There is a never ending assortment of protein powders and protein supplements saturating the supplement market. The most common protein derivatives include whey, casein or milk, soy and egg albumin. Some studies suggest that only the essential amino acids (EAAs) are necessary to stimulate maximal muscle protein synthesis (a process called anabolism; MPS) with the branched chain amino acid, leucine, playing an essential role in “triggering” this process. EAAs are those which the body cannot produce endogenously but must be supplied in the diet (including leucine).
Maximal MPS is stimulated with the consumption of 20-25 g of protein. This corresponds to about 8.5g EAAs or 1.5g leucine (4). Beyond this amount, additional benefits are essentially negligible and indeed may be detrimental. The body is constantly underdoing a process of protein synthesis and degradation. However, the greatest gains in MPS are seen when protein supplements are consumed post-exercise, called the ‘window of opportunity’. Evidence for the pre- and during exercise periods require further research.
Potential side-effects: Sports supplements are not subjected to same rigorous regulation as the pharmaceutical industry. Therefore, a greater potential risk of contamination with prohibited substances exists, which could result in a positive drug test. Indeed, one landmark international study found that 15% of sports supplements were contaminated and that 68% of the contaminants were banned pro-hormones.
6) Sports gels
Sports gels are highly concentrated sources of carbohydrates (source of energy) that are easy to consume and quick to digest. Sometimes they can contain additional ingredients, such as caffeine.

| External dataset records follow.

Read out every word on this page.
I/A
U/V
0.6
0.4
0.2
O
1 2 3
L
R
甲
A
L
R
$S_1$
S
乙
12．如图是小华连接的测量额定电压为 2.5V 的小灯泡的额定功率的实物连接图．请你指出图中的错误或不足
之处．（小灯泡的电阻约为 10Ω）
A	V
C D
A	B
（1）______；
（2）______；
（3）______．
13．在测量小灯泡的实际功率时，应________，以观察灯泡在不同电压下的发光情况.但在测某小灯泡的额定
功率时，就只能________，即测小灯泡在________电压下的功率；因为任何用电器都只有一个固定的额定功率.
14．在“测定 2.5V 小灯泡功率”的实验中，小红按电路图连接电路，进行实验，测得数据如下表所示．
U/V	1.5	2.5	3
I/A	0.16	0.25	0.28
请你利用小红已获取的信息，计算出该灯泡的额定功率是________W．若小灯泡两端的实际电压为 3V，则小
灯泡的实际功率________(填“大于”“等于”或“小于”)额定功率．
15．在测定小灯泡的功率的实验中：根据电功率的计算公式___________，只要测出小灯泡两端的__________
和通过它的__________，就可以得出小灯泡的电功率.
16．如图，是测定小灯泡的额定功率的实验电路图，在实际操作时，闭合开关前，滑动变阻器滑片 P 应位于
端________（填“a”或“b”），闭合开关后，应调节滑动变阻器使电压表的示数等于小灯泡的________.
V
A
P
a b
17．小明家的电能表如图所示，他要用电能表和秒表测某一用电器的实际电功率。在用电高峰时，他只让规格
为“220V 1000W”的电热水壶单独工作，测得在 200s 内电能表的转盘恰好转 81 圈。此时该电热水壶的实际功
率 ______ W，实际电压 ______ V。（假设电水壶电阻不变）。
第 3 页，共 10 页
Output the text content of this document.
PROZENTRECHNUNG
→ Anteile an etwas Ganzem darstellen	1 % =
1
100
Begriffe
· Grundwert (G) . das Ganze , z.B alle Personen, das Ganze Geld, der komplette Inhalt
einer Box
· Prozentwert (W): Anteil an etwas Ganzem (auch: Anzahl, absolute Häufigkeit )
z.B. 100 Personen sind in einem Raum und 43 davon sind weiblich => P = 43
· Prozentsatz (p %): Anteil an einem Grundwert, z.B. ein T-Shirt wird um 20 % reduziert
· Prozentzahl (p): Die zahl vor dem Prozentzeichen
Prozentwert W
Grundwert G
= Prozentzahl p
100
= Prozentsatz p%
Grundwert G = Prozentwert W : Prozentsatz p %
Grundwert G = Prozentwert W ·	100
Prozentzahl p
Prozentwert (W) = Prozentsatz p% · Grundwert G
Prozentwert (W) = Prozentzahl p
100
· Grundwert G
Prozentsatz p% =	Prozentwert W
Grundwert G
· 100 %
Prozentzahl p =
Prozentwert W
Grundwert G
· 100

Many newer gels include multiple transportable carbohydrates – that is, a blend of different carbohydrates (glucose, fructose and their derivatives) that use different transport molecules for absorption across the intestinal walls. The purpose of these mixtures is to enhance the uptake of carbohydrates.
Sports gels are usually consumed prior to and during long-duration activity. Carbohydrates provided during activity can help maintain blood glucose levels, ensure a continuous supply of energy to the working muscles, spare the catabolism (breakdown) of protein, delay fatigue and improve performance. Carbohydrate ingestion may also attenuate a rise in stress hormones, such as cortisol, and improve post-exercise recovery.
Potential side-effects: Potential gastrointestinal discomfort with excess fructose consumption, especially for individuals with fructose malabsorption. Fructose should not be provided as the sole source of carbohydrate.
Probiotics are live bacteria that confer a range of desirable benefits to the host (e.g. humans), including greater immune support. Several scientific studies conducted since 2006 evaluating the efficacy of probiotics in athletes or highly active people have found modest benefits in improving the frequency and duration of respiratory infections and gastrointestinal issues (6). This is of particular importance for individuals who exercise frequently and intensely, as they are usually at greater risk of developing upper respiratory tract infections and gastrointestinal disturbances (6).
Probiotic sources are available commercially in capsule form or as powders, as well as in select foods, such as yoghurt, fermented vegetables, sauerkraut, kimchee, tempeh and miso.
Potential side-effects: Probiotics are generally safe. Side-effects, if they occur, may include mild gas and bloating.
This article was designed for leisurely reading and information purposes only. The incorporation of any novel supplements into the diet should be considered on an individual basis and with the assistance of a qualified nutritionist or dietitian to ensure the most appropriate strategy and best results are achieved.